Turismo

Explorando a África

No terceiro texto sobre a Cidade do Cabo, um pouco de história

Por Júnia Leticia

Como disse no último texto Estreia na áfrica (se não viu, clique aqui), a dispensa do host onde estava do pessoal com o qual faria o safari, fiquei meio perdida sem saber o que fazer. Afinal, não entendi o motivo pelo qual ele mandou o pessoal embora. Só sei que, a partir daí, revoltada, decidi que só ia falar inglês na sala de aula e que procuraria conversar somente com pessoas que falassem português.

Então, entrei em contato por telefone com o Daniel, moçambicano que estava fazendo curso de inglês na mesma escola que eu, e ele me disse que poderíamos ir à Robben Island, onde ficou preso Nelson Mandela (1918-2013), líder do Congresso Nacional Africano (CNA), principal organização política de representação dos negros e de combate ao apartheid, política de segregação racial implantada em 1948 na África do Sul..

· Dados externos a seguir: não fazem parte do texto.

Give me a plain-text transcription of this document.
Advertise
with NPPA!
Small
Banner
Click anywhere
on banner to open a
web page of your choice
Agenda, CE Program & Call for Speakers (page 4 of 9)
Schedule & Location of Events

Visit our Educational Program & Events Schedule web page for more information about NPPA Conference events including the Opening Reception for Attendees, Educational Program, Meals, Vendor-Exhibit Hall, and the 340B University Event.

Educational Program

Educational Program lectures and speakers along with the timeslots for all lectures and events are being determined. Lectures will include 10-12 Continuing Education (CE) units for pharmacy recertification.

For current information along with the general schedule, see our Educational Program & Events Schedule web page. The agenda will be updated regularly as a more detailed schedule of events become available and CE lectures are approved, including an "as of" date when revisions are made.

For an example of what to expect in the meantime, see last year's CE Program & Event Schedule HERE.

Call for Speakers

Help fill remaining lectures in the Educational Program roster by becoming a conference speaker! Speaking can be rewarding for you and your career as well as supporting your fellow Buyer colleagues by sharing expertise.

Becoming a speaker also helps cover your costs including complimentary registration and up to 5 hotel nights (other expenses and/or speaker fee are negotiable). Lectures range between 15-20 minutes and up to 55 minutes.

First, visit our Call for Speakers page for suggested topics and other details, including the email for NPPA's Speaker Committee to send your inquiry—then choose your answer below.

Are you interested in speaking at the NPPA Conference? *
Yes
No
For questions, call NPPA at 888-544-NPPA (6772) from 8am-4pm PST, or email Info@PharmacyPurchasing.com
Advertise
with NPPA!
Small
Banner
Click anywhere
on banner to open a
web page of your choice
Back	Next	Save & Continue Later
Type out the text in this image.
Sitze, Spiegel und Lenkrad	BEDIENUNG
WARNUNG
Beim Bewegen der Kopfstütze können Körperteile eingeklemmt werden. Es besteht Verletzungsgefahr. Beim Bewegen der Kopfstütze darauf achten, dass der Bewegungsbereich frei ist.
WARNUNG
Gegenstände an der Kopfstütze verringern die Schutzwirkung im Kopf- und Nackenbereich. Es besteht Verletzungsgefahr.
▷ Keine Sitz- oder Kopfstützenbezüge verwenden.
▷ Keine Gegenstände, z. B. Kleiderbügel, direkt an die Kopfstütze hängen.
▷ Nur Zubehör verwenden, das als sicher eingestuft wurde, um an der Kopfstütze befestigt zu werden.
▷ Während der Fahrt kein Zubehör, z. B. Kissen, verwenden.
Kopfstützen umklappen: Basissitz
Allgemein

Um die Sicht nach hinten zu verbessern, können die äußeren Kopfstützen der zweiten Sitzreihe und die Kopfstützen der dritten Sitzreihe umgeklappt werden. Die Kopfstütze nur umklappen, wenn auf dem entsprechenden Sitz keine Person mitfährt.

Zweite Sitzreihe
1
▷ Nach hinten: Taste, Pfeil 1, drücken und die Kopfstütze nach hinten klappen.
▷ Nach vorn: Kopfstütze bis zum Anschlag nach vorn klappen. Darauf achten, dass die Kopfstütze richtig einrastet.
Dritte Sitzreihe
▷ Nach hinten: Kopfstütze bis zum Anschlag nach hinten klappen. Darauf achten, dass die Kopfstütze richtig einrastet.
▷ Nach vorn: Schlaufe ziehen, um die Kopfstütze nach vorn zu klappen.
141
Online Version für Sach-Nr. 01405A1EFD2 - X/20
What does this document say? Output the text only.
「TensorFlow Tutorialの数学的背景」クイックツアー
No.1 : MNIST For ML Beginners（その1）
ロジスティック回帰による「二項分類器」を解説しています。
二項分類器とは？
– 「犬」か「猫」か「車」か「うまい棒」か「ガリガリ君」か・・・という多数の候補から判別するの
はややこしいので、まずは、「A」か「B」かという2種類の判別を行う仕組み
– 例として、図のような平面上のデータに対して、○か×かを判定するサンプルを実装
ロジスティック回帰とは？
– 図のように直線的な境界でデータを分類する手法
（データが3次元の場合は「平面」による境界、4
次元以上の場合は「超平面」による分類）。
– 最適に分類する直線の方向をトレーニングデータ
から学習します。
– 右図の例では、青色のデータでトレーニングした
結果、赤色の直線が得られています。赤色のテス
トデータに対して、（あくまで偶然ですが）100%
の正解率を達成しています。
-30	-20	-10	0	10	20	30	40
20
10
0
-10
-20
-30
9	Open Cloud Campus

Chegamos à ilha de barco e, logo depois, pegamos um ônibus, que tinha como guia um ex-prisioneiro. A visita foi indescritível. Como afrodescendente, na adolescência, eu já havia participado de festivais de cultura negra e, em um deles, ganhei uma revista com histórias de resistência do povo africano. Mesmo conhecendo a luta de Mandela, nada se compara a estar naquele lugar, que além da prisão, abrigava casas das pessoas que nela trabalhavam.

A visita à prisão onde ficou Mandela foi guiada por um ex-detento.

Depois de percorrer a ilha, vendo aquelas casas simples, porém, com suas belezas bucólicas, chegamos à prisão. O mais impressionante ao percorrê-la foi conhecer a cela onde Mandela passou 18 de seus 27 anos de detenção. Não dava para imaginar como ele, com seus 1,85m de altura, ficou quase duas décadas em um local que tinha 4 metros quadrados!

Mas ele resistiu e, libertado em 11 de fevereiro de 1990, Madiba, como também era conhecido por fazer referência ao seu clã, se tornou, em 1994, o primeiro presidente eleito da África do Sul, cargo que ocupou até 1999. Ao se eleger e durante sua permanência na África do Sul, ele buscou a reconciliação com seus algozes em prol da paz entre negros e brancos no país. Acima de qualquer sentimento de vingança, e era comprometido com o bem estar de seu povo.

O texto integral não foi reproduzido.